Picking the Right Fight
Today in Roni’s class we talked about picking fights. I think you’re within your rights to tackle your problem any way you want, but it’s an important battle to “pick the right fight”.
What I mean about “picking the right fight” in statistics, is to tread carefully when you make conclusions about the analysis. Often, we’re trying to show or prove or disprove or undermine or support some claim given some data about the claim. So let’s say we’ve performed some experiment and have two binary questions: Do we have enough data, and do we have low error?
-
Option 1: If you have tons of data and you have very low error, you should GO HOME. There’s nothing else to be done here. Finish up, because you aren’t going to come up with anything interesting any more. Honestly, what could be more perfect? This is like the ideal, frictionless scenario.
-
Option 2: If you have not a lot of data and you have very high error, you should GO HOME. There’s nothing which can be done here. It’s an abysmal situation. You can either continue to make poor predictions, or you could just start making shit up. Either way, you have to rethink your strategy. This is where picking the right fight comes in later.
-
Option 3: If you have a lot of data but you have very high error, you should CRY. You dun goofed. Either your data is totally irrelevant (you should do more statistical analysis), your algorithm is terrible (you should do more statistical analysis), or you did something terribly wrong. More statistical analysis wouldn’t hurt.
-
Option 4: If you don’t have a lot of data but you have very low error, you should be SKEPTICAL. It’s a fluke, do the test again. Don’t buy in to thinking that there’s a practically significant relationship between children’s shoe sizes and their IQ. You’re not thinking through this clearly enough and you’re making mistakes along the way.
So what option are you?
Personally, I like being put into situation #2. There is some sort of morbid pleasure in being able to wreak order out of chaos.

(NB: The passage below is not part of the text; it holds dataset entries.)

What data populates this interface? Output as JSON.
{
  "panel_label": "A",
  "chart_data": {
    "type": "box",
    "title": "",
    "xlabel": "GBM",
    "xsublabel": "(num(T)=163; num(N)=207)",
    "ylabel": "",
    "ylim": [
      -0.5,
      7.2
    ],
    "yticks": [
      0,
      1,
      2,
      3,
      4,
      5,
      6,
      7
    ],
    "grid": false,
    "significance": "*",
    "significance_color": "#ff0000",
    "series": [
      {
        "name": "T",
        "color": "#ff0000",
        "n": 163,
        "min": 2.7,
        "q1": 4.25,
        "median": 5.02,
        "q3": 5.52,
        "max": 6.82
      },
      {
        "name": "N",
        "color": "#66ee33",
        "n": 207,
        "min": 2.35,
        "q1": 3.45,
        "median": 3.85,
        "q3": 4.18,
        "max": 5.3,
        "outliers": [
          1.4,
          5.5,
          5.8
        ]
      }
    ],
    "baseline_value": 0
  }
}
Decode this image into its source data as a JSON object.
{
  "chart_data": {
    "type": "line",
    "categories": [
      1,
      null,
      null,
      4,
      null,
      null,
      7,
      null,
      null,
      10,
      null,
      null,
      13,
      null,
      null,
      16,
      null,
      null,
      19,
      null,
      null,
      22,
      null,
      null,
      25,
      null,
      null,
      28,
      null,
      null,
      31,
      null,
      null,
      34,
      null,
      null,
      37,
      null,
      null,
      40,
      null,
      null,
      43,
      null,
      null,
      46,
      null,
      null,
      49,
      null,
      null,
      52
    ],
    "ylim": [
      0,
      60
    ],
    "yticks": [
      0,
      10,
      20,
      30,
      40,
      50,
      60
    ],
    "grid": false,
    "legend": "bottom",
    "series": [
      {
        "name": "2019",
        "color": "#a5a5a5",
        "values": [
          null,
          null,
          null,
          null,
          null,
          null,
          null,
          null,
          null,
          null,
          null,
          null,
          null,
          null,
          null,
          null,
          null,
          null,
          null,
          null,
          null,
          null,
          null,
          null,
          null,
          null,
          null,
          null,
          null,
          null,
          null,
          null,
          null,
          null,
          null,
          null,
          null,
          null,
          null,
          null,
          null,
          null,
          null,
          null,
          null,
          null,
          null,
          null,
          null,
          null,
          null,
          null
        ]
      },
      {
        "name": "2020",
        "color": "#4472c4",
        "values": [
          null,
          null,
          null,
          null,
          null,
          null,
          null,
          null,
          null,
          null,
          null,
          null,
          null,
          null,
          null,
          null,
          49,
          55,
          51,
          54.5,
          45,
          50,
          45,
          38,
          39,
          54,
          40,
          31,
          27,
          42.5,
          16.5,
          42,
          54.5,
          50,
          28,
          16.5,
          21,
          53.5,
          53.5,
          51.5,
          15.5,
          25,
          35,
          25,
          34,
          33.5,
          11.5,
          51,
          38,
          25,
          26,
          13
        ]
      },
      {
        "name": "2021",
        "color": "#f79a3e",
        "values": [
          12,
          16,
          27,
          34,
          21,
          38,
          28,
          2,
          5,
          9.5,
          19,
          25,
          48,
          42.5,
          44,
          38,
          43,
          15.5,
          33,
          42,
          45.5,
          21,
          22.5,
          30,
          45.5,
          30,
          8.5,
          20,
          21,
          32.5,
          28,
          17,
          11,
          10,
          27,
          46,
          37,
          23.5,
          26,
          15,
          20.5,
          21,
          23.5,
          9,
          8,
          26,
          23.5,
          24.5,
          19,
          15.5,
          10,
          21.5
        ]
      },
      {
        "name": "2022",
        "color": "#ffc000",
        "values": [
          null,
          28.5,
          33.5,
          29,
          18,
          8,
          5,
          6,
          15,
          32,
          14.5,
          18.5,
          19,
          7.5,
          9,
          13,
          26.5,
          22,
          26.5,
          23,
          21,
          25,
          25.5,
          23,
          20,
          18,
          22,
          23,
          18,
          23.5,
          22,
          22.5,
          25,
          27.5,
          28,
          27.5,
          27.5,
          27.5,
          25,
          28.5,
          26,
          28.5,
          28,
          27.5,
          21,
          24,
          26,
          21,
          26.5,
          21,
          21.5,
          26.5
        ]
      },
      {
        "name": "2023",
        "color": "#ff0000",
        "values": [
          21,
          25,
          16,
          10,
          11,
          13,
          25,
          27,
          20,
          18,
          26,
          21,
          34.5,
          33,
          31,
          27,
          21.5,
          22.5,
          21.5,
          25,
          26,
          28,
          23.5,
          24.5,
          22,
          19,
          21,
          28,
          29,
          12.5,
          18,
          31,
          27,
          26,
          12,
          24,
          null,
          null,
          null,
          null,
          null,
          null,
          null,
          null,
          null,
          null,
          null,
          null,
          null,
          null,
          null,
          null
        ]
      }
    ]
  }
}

But if you’re going to go down that path, you need to be aware that you can only take those risks by picking the right fight. How could we rectify the situation (pick a better fight) if we have too little data to speak of? How about bootstrapping more samples? How do we sample a more variable population if our current data is too homogenous? How about bootstrapping the residuals?
OK, maybe you can just solve all of your problems by bootstrapping. Thanks 402.